Tuesday, September 25, 2012

Music From The Clouds (Digging Deeper)

Personally, I am a huge fan of Spotify, Pandora etc.  However, I also buy all of my music on iTunes as well.  A few years ago, many bands and artists still relied on album sales as a key source of revenue, but that has all but disappeared in today's day and age due to new music platform companies.  There is a fairly new company based out of London called Omniphone, a lot like Spotify.  Their music platform provides over 22 million song tracks to 28 total countries world wide.  Their business is booming.  They just reported an increase of 118% in revenue this past year and are continuing to grow.
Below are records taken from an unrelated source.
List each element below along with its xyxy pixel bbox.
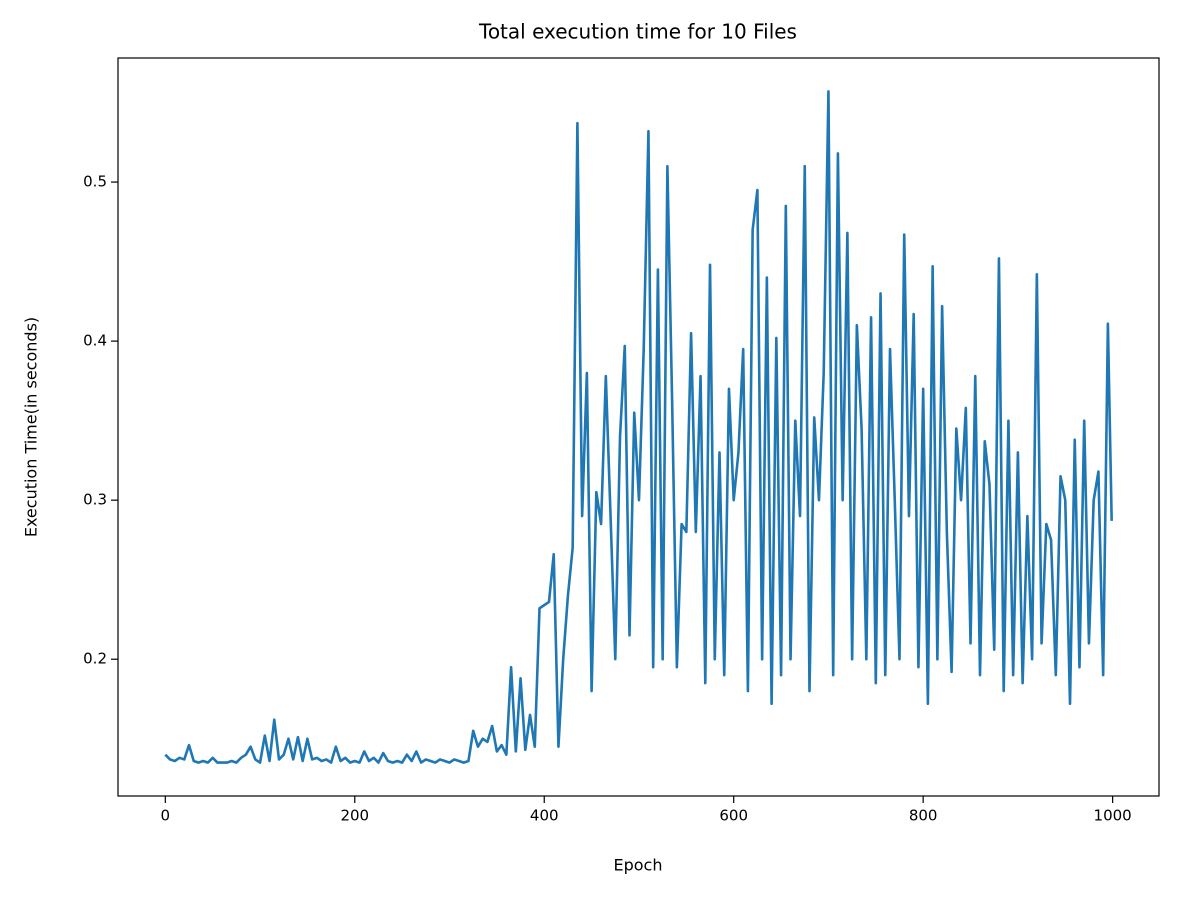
- data-line: [164, 90, 1113, 764]
- plot-frame: [117, 57, 1160, 797]
- y-axis-label: Execution Time(in seconds): [22, 317, 41, 537]
- x-tick-label: 800: [909, 807, 938, 825]
- x-tick-label: 0: [161, 807, 171, 825]
- y-tick-label: 0.4: [83, 332, 107, 350]
- x-tick-label: 400: [530, 807, 559, 825]
- x-tick-label: 600: [719, 807, 748, 825]
- x-tick-label: 1000: [1094, 807, 1132, 825]
- chart-title: Total execution time for 10 Files: [478, 20, 797, 44]
- y-tick-label: 0.5: [83, 173, 107, 191]
- y-tick-label: 0.3: [83, 491, 107, 509]
- x-tick-label: 200: [340, 807, 369, 825]
- y-tick-label: 0.2: [83, 650, 107, 668]
- x-axis-label: Epoch: [614, 856, 663, 875]
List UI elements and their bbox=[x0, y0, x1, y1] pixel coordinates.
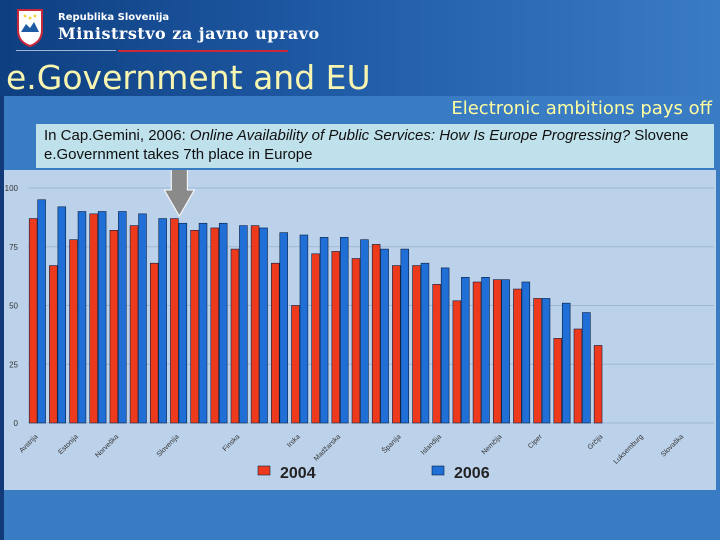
bar-2004-24 bbox=[513, 288, 522, 424]
legend: 2004 2006 bbox=[257, 465, 490, 482]
slide-subtitle: Electronic ambitions pays off bbox=[451, 98, 712, 119]
bar-2006-3 bbox=[97, 211, 107, 424]
header-rule-red bbox=[118, 50, 288, 52]
header-banner: Republika Slovenija Ministrstvo za javno… bbox=[0, 0, 720, 96]
bar-2004-4 bbox=[109, 229, 119, 424]
bar-2004-12 bbox=[271, 262, 280, 424]
bar-2004-5 bbox=[129, 225, 139, 424]
bar-2004-21 bbox=[452, 300, 462, 424]
bar-2006-25 bbox=[541, 298, 551, 424]
bar-2006-18 bbox=[400, 248, 410, 424]
bar-2006-0 bbox=[37, 199, 46, 424]
legend-label-2006: 2006 bbox=[454, 465, 490, 482]
bar-2004-10 bbox=[230, 248, 240, 424]
bar-2006-19 bbox=[420, 262, 430, 424]
left-strip bbox=[0, 0, 4, 540]
bar-2006-24 bbox=[521, 281, 531, 424]
caption-suffix: Slovene e.Government takes 7th place in … bbox=[44, 127, 689, 163]
bar-2004-0 bbox=[28, 218, 38, 424]
bar-2004-6 bbox=[149, 262, 159, 424]
bar-2006-9 bbox=[218, 222, 228, 424]
bar-2004-13 bbox=[291, 305, 300, 424]
highlight-arrow bbox=[163, 170, 196, 218]
bar-2004-11 bbox=[250, 225, 260, 424]
y-tick-label: 25 bbox=[9, 360, 18, 369]
bar-2004-25 bbox=[533, 298, 542, 424]
legend-swatch-2004 bbox=[257, 465, 271, 476]
bar-2006-20 bbox=[440, 267, 450, 424]
bar-2004-20 bbox=[432, 284, 441, 424]
bar-2004-2 bbox=[69, 239, 78, 424]
bar-2006-22 bbox=[481, 277, 490, 424]
bar-2004-27 bbox=[573, 328, 583, 424]
ministry-name: Ministrstvo za javno upravo bbox=[58, 24, 320, 43]
bar-2004-9 bbox=[210, 227, 219, 424]
y-axis-ticks: 0 25 50 75 100 bbox=[5, 184, 19, 428]
legend-swatch-2006 bbox=[431, 465, 445, 476]
caption-italic: Online Availability of Public Services: … bbox=[189, 127, 631, 144]
bar-2004-7 bbox=[170, 218, 179, 424]
bar-2004-1 bbox=[49, 265, 58, 424]
bar-2004-16 bbox=[351, 258, 361, 424]
bar-2004-18 bbox=[392, 265, 401, 424]
bar-2006-26 bbox=[561, 302, 571, 424]
bar-2004-15 bbox=[331, 251, 341, 424]
bar-2006-10 bbox=[239, 225, 248, 424]
legend-label-2004: 2004 bbox=[280, 465, 316, 482]
bar-2006-27 bbox=[582, 312, 591, 424]
bars bbox=[28, 199, 603, 424]
republika-label: Republika Slovenija bbox=[58, 12, 170, 23]
arrow-pointer-icon bbox=[163, 170, 196, 218]
header-rule-gray bbox=[16, 50, 116, 51]
y-tick-label: 50 bbox=[9, 302, 18, 311]
bar-2006-17 bbox=[380, 248, 389, 424]
caption-box: In Cap.Gemini, 2006: Online Availability… bbox=[36, 124, 714, 168]
bar-2006-11 bbox=[259, 227, 268, 424]
bar-2006-23 bbox=[501, 279, 510, 424]
y-tick-label: 75 bbox=[9, 243, 18, 252]
bar-2004-3 bbox=[89, 213, 98, 424]
bar-2006-4 bbox=[118, 211, 127, 424]
bar-2006-6 bbox=[158, 218, 167, 424]
bar-2004-14 bbox=[311, 253, 320, 424]
bar-2006-1 bbox=[57, 206, 67, 424]
bar-2006-15 bbox=[340, 237, 349, 424]
bar-2004-26 bbox=[553, 338, 562, 424]
bar-2006-12 bbox=[279, 232, 288, 424]
bar-2006-8 bbox=[198, 222, 208, 424]
bar-2006-2 bbox=[77, 211, 87, 424]
bar-2004-17 bbox=[371, 244, 381, 424]
bar-2006-14 bbox=[319, 237, 329, 424]
bar-2004-28 bbox=[593, 345, 603, 424]
y-tick-label: 0 bbox=[14, 419, 19, 428]
slide-title: e.Government and EU bbox=[6, 58, 371, 97]
bar-2006-16 bbox=[360, 239, 369, 424]
coat-of-arms-icon bbox=[17, 9, 43, 48]
bar-2004-8 bbox=[190, 229, 199, 424]
bar-2004-19 bbox=[412, 265, 421, 424]
bar-2004-23 bbox=[492, 279, 502, 424]
bar-2006-13 bbox=[299, 234, 309, 424]
bar-2006-7 bbox=[178, 222, 188, 424]
bar-2006-5 bbox=[138, 213, 147, 424]
caption-prefix: In Cap.Gemini, 2006: bbox=[44, 127, 190, 144]
bar-2004-22 bbox=[472, 281, 482, 424]
y-tick-label: 100 bbox=[5, 184, 19, 193]
bar-2006-21 bbox=[461, 277, 470, 424]
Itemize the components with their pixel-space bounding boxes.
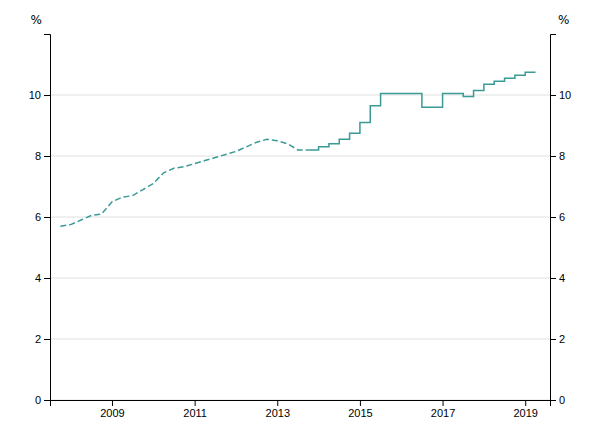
tick: 0 [550,394,565,406]
tick-mark [550,156,556,157]
tick: 4 [550,272,565,284]
tick: 2009 [100,400,124,419]
tick-mark [44,400,50,401]
tick: 10 [550,89,571,101]
tick-label: 2017 [431,407,455,419]
tick-mark [550,95,556,96]
tick-label: 2015 [348,407,372,419]
tick-mark [44,156,50,157]
y2-axis: 0 2 4 6 8 10 [550,35,571,407]
y2-axis-label: % [558,13,569,27]
tick: 2013 [266,400,290,419]
tick-label: 2019 [513,407,537,419]
y-axis: 0 2 4 6 8 10 [29,35,51,407]
tick: 2 [550,333,565,345]
grid-line [50,95,550,96]
axis-line [51,401,551,407]
tick-label: 4 [559,272,565,284]
tick: 2015 [348,400,372,419]
tick-label: 6 [559,211,565,223]
tick-mark [44,278,50,279]
tick-mark [360,400,361,406]
tick-label: 2 [559,333,565,345]
tick-label: 6 [35,211,41,223]
tick-mark [550,400,556,401]
tick-mark [44,217,50,218]
axis-line [44,35,51,401]
line [60,139,308,226]
plot: 2009 2011 2013 2015 2017 2019 0 2 4 6 8 10 0 2 4 6 8 10%% [29,13,572,419]
tick-label: 10 [559,89,571,101]
tick-label: 8 [559,150,565,162]
tick: 6 [35,211,50,223]
tick-label: 0 [35,394,41,406]
tick-mark [550,339,556,340]
tick: 2011 [183,400,207,419]
tick: 4 [35,272,50,284]
tick-label: 10 [29,89,41,101]
tick-mark [44,95,50,96]
tick-mark [525,400,526,406]
tick: 0 [35,394,50,406]
tick-mark [550,217,556,218]
tick-label: 8 [35,150,41,162]
tick-label: 4 [35,272,41,284]
axis-line [551,35,557,401]
tick: 8 [35,150,50,162]
tick-label: 2011 [183,407,207,419]
grid [50,95,550,400]
grid-line [50,156,550,157]
tick-mark [277,400,278,406]
line [308,72,535,150]
tick-label: 2013 [266,407,290,419]
tick-mark [195,400,196,406]
grid-line [50,278,550,279]
tick: 2017 [431,400,455,419]
tick-label: 2009 [100,407,124,419]
x-axis: 2009 2011 2013 2015 2017 2019 [51,400,551,419]
tick-mark [112,400,113,406]
tick-mark [550,278,556,279]
tick-label: 2 [35,333,41,345]
tick-mark [44,339,50,340]
tick: 6 [550,211,565,223]
grid-line [50,339,550,340]
grid-line [50,217,550,218]
tick-label: 0 [559,394,565,406]
tick-mark [443,400,444,406]
lines [60,72,535,226]
tick: 2 [35,333,50,345]
tick: 8 [550,150,565,162]
tick: 10 [29,89,50,101]
chart: 2009 2011 2013 2015 2017 2019 0 2 4 6 8 10 0 2 4 6 8 10%% [0,0,600,432]
tick: 2019 [513,400,537,419]
y-axis-label: % [31,13,42,27]
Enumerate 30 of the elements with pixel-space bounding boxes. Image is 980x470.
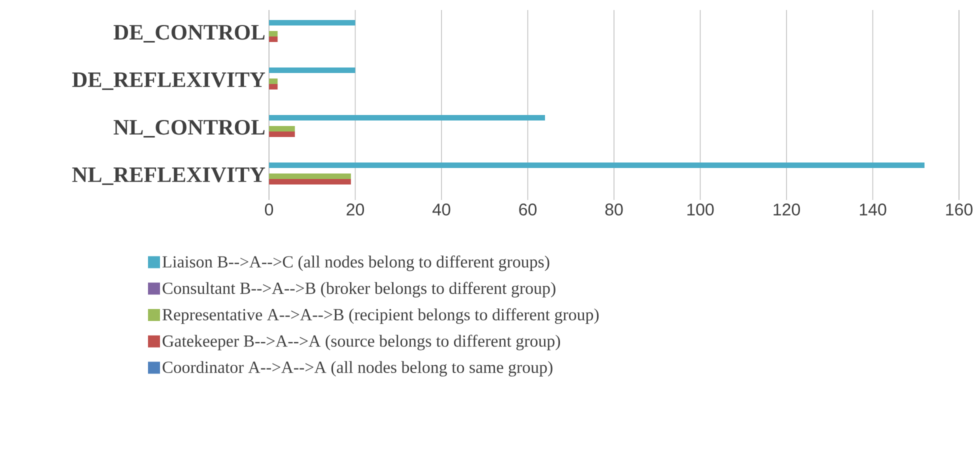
bar — [269, 162, 925, 168]
bar — [269, 36, 278, 42]
y-tick-label: DE_REFLEXIVITY — [72, 72, 266, 90]
bar — [269, 174, 351, 179]
y-tick-label: DE_CONTROL — [114, 24, 265, 43]
bar — [269, 84, 278, 90]
bar — [269, 115, 546, 120]
x-tick-label: 60 — [519, 204, 537, 216]
legend-label: Representative A-->A-->B (recipient belongs to different group) — [162, 308, 599, 324]
legend-label: Consultant B-->A-->B (broker belongs to different group) — [162, 282, 556, 298]
bar — [269, 132, 295, 137]
x-tick-label: 20 — [346, 204, 364, 216]
legend-label: Coordinator A-->A-->A (all nodes belong to same group) — [162, 361, 552, 377]
y-tick-label: NL_REFLEXIVITY — [72, 168, 266, 185]
x-tick-label: 100 — [687, 204, 714, 216]
bar — [269, 78, 278, 84]
x-tick-label: 40 — [432, 204, 450, 216]
bar — [269, 126, 295, 132]
x-tick-label: 0 — [264, 204, 274, 216]
y-tick-label: NL_CONTROL — [114, 120, 265, 138]
x-tick-label: 120 — [774, 204, 800, 216]
bar — [269, 179, 351, 184]
legend-label: Gatekeeper B-->A-->A (source belongs to different group) — [162, 334, 560, 350]
x-tick-label: 160 — [946, 204, 972, 216]
x-tick-label: 140 — [860, 204, 886, 216]
bar — [269, 20, 356, 26]
bar — [269, 68, 356, 73]
x-tick-label: 80 — [605, 204, 623, 216]
bar — [269, 31, 278, 36]
legend-label: Liaison B-->A-->C (all nodes belong to different groups) — [162, 255, 550, 272]
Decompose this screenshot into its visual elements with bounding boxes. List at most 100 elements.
You can check out the article here.  Now, do we think this is a good thing for artists, bands, etc or a bad thing?  There are several different ways a person can look at this issue.  Although the bands do have a decrease in album revenue, the music platform companies offer enormous amounts of exposure for up-and-coming bands as well as established bands.  I'm going to use Spotify as an example.  The software is incredibly easy to use.  For every band you listen to, there is a tab to the side that lists several bands similar to the one you are listening to.  I have discovered many bands that I had no clue about.  Now that I said that, you might say "Well, you discovered a new band on Spotify, that doesn't benefit the new band you found because you aren't buying their music."  In my case, wrong.  I go straight to iTunes and buy the song I like, and I'm sure this is still the case with tons of people.  Another thing that happens when I discover a new band on Spotify is go straight to their website to see if they have any tour dates in my area, and what do I do when I attend a concert?  I buy merchandise.  Spotify does pay royalties to the artists, but if you are not a big name band, it is really not much at all. Here is the article about the pay from a musicians prospective.  In the "big picture" of things, I believe these "cloud" companies such as Spotify, Pandora, Omniphone, etc. greatly expand the economy of the music industry and open up doors for many artists and bands despite their decreased revenue in album sales.